KOU–DO: Way of Fragrance
Tea Room at
Japanese American Cultural & Community Center
244 South San Pedro Street, Los Angeles, California 90012
Saturday, July 14, 2018
Workshop: 1:00 – 3:00 PM
Donation is suggested
The workshop will be led by Rev. Shinetsu Fukushima from Choko-ji Temple of Soto Zen School in Saitama prefecture, Japan.
KOU–DO: Way of Fragrance is the art of appreciating Japanese incense, and involves using incense within the tearoom.
One of the three classical Japanese arts of refinement, alongside flower arrangement and tea ceremony, it includes all steps of the tradition, from the tools used to the activities performed.

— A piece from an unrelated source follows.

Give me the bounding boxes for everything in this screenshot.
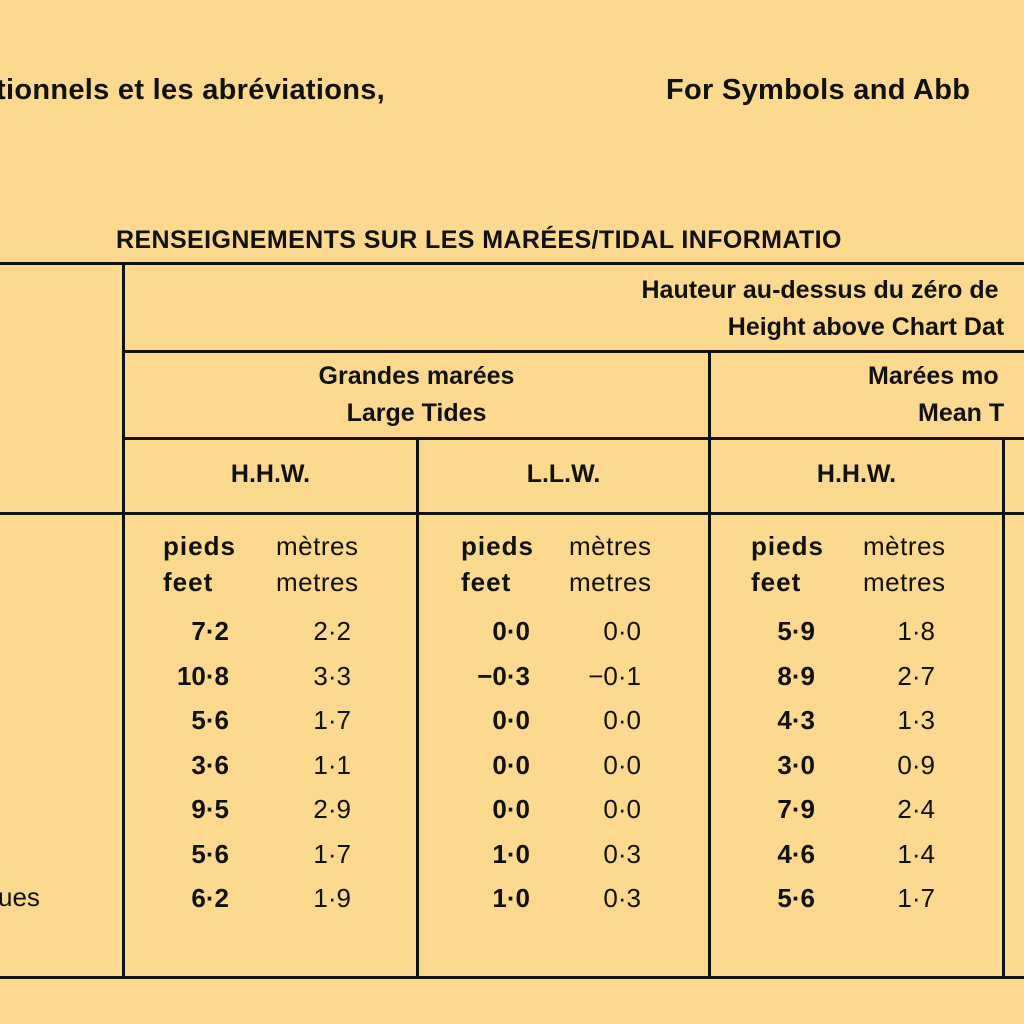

As recounted in folk tales, agarwood first arrived in Japan when a log washed ashore a bank on Awaji Island in 595. The people that found the log noticed how splendidly fragrant it became when put next to a fire and alerted local officials of their discovery.
Incense began development in Japan in the 6th century as a result of the Silk Road, at the same time that Buddhism arrived in the area.
Although otherwise stated by legend, agarwood officially arrived in 538, included in supplies meant to be used for the construction of a temple.
A ritual known as sonae–kou was soon established, and kou–boku, the combination of fragrant wood and aromatic substances such as herbs, began to be burned in religious ritual.
The use of incense continued to grow among court nobility, and fragrant scents played a key role within Heian period (9-12th centuries) court life, and was even featured in the 11th century scroll, the Tale of Genji.